Sa tâche s'annonce ardue, soulignent mardi les journaux britanniques. The Telegraph estime que le départ de la charismatique Nicola Sturgeon signe "la fin de la période héroïque" du parti indépendantiste.

La Première ministre Nicola Sturgeon lors de sa dernière séance de questions du Parlement écossais, le 23 mars 2023. [Reuters - Russell Cheyne]
La Première ministre Nicola Sturgeon lors de sa dernière séance de questions du Parlement écossais, le 23 mars 2023. [Reuters - Russell Cheyne]

Partisan de l'indépendance

Après sa victoire lundi, Humza Yousaf, jusqu'alors ministre de la Santé, a promis de faire partie de "la génération qui obtiendra l'indépendance", soulignant que "le peuple" écossais a "besoin de l'indépendance dès maintenant, plus que jamais".

La cause indépendantiste, relancée par le Brexit auquel les Ecossais se sont massivement opposés, semble dans l'impasse. La Cour suprême britannique a récemment opposé une fin de non recevoir aux velléités de Nicola Sturgeon d'organiser un nouveau référendum, après la victoire du "non" en 2014.

A Londres, le ministre chargé de l'Ecosse Alister Jack, tout en félicitant Humza Yousaf, l'a appelé à "mettre de côté son obsession pour l'indépendance pour se concentrer sur son travail avec le gouvernement britannique pour améliorer la vie des Ecossais".

Le gouvernement écossais est compétent sur de nombreux sujets dont l'éducation, la santé et la justice.

Selon un sondage YouGov du 13 mars, 46% des personnes interrogées se prononcent pour l'indépendance (contre 50% le mois dernier).

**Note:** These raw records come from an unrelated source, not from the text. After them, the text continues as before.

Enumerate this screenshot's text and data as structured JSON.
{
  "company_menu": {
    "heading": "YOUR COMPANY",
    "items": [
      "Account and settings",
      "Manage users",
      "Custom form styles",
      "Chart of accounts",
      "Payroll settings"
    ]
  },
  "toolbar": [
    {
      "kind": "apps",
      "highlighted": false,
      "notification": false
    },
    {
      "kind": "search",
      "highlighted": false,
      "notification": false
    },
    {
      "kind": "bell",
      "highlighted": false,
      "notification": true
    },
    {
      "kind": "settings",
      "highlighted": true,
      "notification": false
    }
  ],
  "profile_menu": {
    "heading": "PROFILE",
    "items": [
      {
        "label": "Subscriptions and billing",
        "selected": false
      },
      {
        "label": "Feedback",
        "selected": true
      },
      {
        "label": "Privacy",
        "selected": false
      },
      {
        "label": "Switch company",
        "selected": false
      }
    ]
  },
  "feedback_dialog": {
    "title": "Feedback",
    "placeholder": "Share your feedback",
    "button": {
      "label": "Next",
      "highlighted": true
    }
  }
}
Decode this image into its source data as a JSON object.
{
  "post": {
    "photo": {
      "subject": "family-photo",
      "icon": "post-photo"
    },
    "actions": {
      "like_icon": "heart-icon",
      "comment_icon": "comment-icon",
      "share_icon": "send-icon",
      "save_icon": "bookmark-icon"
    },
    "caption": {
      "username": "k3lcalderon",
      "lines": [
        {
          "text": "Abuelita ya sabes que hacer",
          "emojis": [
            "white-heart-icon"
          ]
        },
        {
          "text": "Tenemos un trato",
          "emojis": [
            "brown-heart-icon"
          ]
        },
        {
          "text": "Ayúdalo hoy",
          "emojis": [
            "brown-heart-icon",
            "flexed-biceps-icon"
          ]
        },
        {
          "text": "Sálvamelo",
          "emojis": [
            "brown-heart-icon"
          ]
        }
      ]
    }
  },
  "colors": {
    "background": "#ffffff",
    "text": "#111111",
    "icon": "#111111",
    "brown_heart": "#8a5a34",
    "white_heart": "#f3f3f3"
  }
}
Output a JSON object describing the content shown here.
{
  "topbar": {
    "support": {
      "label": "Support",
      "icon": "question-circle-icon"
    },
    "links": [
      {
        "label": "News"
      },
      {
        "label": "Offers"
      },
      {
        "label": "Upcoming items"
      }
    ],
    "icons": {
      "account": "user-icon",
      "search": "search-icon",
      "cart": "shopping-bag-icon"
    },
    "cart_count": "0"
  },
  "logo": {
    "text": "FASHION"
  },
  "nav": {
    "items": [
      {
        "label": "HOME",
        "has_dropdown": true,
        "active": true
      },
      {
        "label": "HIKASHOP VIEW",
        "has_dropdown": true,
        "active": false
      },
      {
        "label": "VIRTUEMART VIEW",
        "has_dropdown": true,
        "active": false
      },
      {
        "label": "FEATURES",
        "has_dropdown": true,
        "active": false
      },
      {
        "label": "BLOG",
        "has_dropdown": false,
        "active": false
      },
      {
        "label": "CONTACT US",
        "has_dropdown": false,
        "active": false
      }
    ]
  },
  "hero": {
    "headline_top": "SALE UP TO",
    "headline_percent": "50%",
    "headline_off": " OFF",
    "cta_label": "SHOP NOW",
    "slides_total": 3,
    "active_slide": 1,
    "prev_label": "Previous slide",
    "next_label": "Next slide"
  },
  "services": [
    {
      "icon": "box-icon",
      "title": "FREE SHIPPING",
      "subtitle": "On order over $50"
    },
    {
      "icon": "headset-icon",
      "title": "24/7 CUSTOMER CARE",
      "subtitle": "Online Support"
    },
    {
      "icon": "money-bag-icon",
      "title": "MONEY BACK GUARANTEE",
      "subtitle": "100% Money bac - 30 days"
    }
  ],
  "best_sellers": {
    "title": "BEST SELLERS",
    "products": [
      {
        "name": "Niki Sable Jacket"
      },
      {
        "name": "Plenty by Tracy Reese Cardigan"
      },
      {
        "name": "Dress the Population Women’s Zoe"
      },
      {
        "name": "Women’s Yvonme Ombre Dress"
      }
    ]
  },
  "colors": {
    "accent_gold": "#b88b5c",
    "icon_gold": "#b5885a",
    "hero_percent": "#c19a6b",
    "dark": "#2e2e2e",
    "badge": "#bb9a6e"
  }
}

En incluant les indécis, la proportion chute à 39%.

Soutien à la loi sur le changement de genre

Le nouveau dirigeant incarne la continuité, avec des positions progressistes sur les questions de société et ancrées à gauche sur l'économie, souhaitant, par exemple, augmenter les impôts des plus riches en Ecosse, qui compte 5,5 millions d'habitants.

Il soutient aussi la loi controversée facilitant le changement de genre, qui a été bloquée par Londres et qui a mis en difficulté Nicola Sturgeon.

Mais l'élection, que Humza Yousaf n'a pas remportée avec une importante avance sur sa rivale plus conservatrice, a montré "à quel point les changements sont nécessaires", estime The Guardian.